Hypoplectrus gemma, the blue hamlet, is a species of marine ray-finned fish, a sea bass from the subfamily Serraninae which is part of the family Serranidae, which also includes the groupers and anthias. It is found in the western Atlantic Ocean and occasionally makes its way into the aquarium trade.

==Description==
Hypoplectrus gemma has a deep body which is markedly compressed laterally. It has a straight forehead and a rather short snout which has a protrusible top jaw The preoperculum is angular and has serrations along its edges and a number of small spines which point to the head on its lower edge close to the angle. The dorsal fin has ten spines and 14-17 soft rays and is continuous. It has long pelvic fins which extend as far as, or beyond the anus. The caudal fin is slightly forked. The head, body and fins of this species are plain iridescent blue and there is a black stripe on the upper and lower edges of the caudal fin. This species has a maximum recorded length of 13 cm, although the method of fish measurement used was not given.

==Distribution==
Hypoplectrus gemma is found in the western Atlantic Ocean. It was considered to be endemic to Florida but it has since been discovered off the Yucatan Peninsula in Mexico, It has also been found in the Dutch West Indies off the island of Bonaire. It has also been recorded on the northern Bahamas and in Cuba.

==Habitat and biology==
Hypoplectrus gemma is found on shallow reefs, at depths of 3 to 20 m. The species in the genus Hypoplectrus are synchronous hermaphrodites and they have the ability to move between "male" and "female" roles when spawning.

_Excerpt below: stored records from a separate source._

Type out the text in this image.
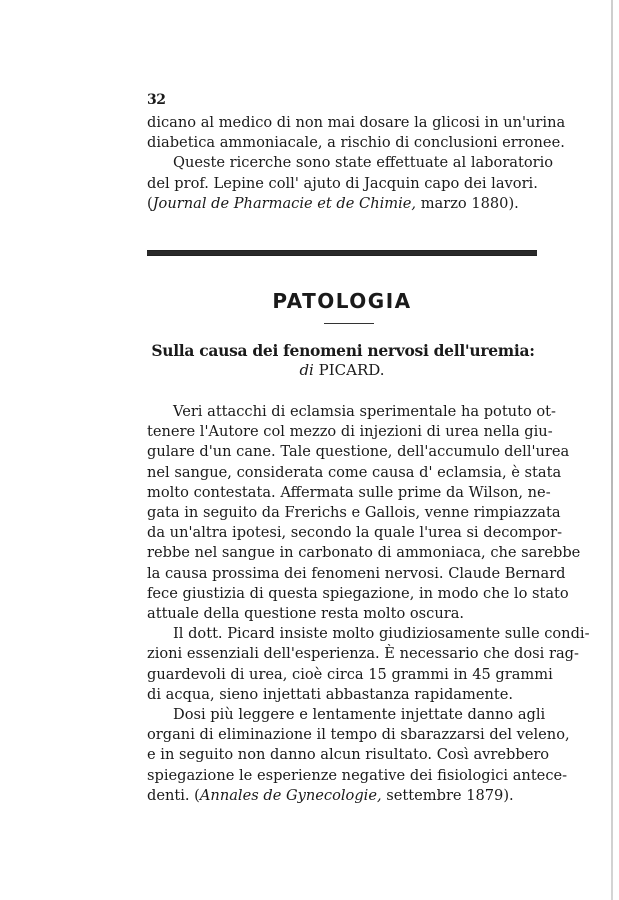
32
dicano al medico di non mai dosare la glicosi in un'urina
diabetica ammoniacale, a rischio di conclusioni erronee.
Queste ricerche sono state effettuate al laboratorio
del prof. Lepine coll' ajuto di Jacquin capo dei lavori.
(Journal de Pharmacie et de Chimie, marzo 1880).
PATOLOGIA
Sulla causa dei fenomeni nervosi dell'uremia:
di PICARD.
Veri attacchi di eclamsia sperimentale ha potuto ot-
tenere l'Autore col mezzo di injezioni di urea nella giu-
gulare d'un cane. Tale questione, dell'accumulo dell'urea
nel sangue, considerata come causa d' eclamsia, è stata
molto contestata. Affermata sulle prime da Wilson, ne-
gata in seguito da Frerichs e Gallois, venne rimpiazzata
da un'altra ipotesi, secondo la quale l'urea si decompor-
rebbe nel sangue in carbonato di ammoniaca, che sarebbe
la causa prossima dei fenomeni nervosi. Claude Bernard
fece giustizia di questa spiegazione, in modo che lo stato
attuale della questione resta molto oscura.
Il dott. Picard insiste molto giudiziosamente sulle condi-
zioni essenziali dell'esperienza. È necessario che dosi rag-
guardevoli di urea, cioè circa 15 grammi in 45 grammi
di acqua, sieno injettati abbastanza rapidamente.
Dosi più leggere e lentamente injettate danno agli
organi di eliminazione il tempo di sbarazzarsi del veleno,
e in seguito non danno alcun risultato. Così avrebbero
spiegazione le esperienze negative dei fisiologici antece-
denti. (Annales de Gynecologie, settembre 1879).
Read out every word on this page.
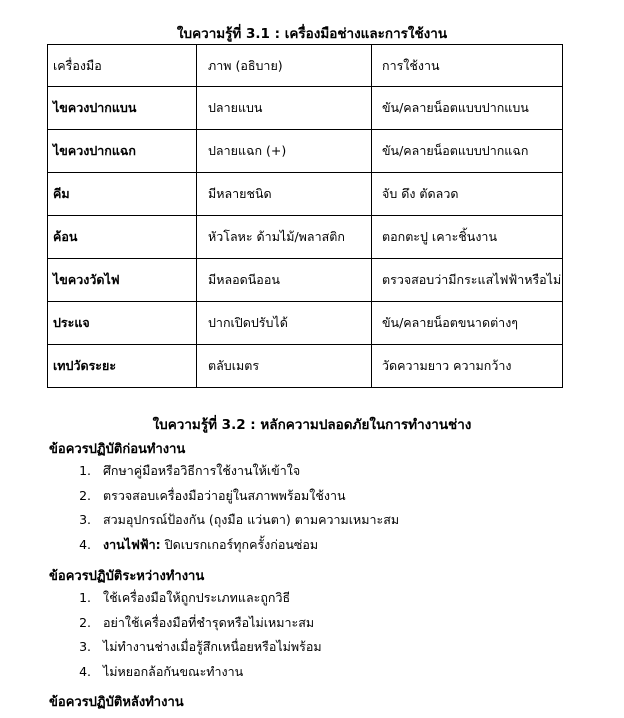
ใบความรู้ที่ 3.1 : เครื่องมือช่างและการใช้งาน
เครื่องมือ	ภาพ (อธิบาย)	การใช้งาน
ไขควงปากแบน	ปลายแบน	ขัน/คลายน็อตแบบปากแบน
ไขควงปากแฉก	ปลายแฉก (+)	ขัน/คลายน็อตแบบปากแฉก
คีม	มีหลายชนิด	จับ ดึง ตัดลวด
ค้อน	หัวโลหะ ด้ามไม้/พลาสติก	ตอกตะปู เคาะชิ้นงาน
ไขควงวัดไฟ	มีหลอดนีออน	ตรวจสอบว่ามีกระแสไฟฟ้าหรือไม่
ประแจ	ปากเปิดปรับได้	ขัน/คลายน็อตขนาดต่างๆ
เทปวัดระยะ	ตลับเมตร	วัดความยาว ความกว้าง
ใบความรู้ที่ 3.2 : หลักความปลอดภัยในการทำงานช่าง
ข้อควรปฏิบัติก่อนทำงาน
1. ศึกษาคู่มือหรือวิธีการใช้งานให้เข้าใจ
2. ตรวจสอบเครื่องมือว่าอยู่ในสภาพพร้อมใช้งาน
3. สวมอุปกรณ์ป้องกัน (ถุงมือ แว่นตา) ตามความเหมาะสม
4. งานไฟฟ้า: ปิดเบรกเกอร์ทุกครั้งก่อนซ่อม
ข้อควรปฏิบัติระหว่างทำงาน
1. ใช้เครื่องมือให้ถูกประเภทและถูกวิธี
2. อย่าใช้เครื่องมือที่ชำรุดหรือไม่เหมาะสม
3. ไม่ทำงานช่างเมื่อรู้สึกเหนื่อยหรือไม่พร้อม
4. ไม่หยอกล้อกันขณะทำงาน
ข้อควรปฏิบัติหลังทำงาน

The colour pattern of this species resembles that of the blue chromis (Chromis cyanea) and it has been suggested that the blue hamlet mimics the blue chromis. The resemblance between the two species is enhanced by the more elongate body shape and deeply forked tail of H. gemma compared to its congeners. The purpose of this mimicry may be to allow H. gemma to prey on the young of the blue chromis but this has yet to be proven. This is a carnivorous species which feeds on other fishes and non-sessile benthic crustaceans.

==Taxonomy==
Hypoplectrus gemma was first formally described in 1882 by the American ichthyologists George Brown Goode (1851-1896) and Tarleton Hoffman Bean (1846-1916) with the type locality given as Garden Key in the Dry Tortugas of Florida.

==Utilisation==
Hypoplectrus gemma is used in the aquarium trade but whether it is rare or common in that trade is unclear.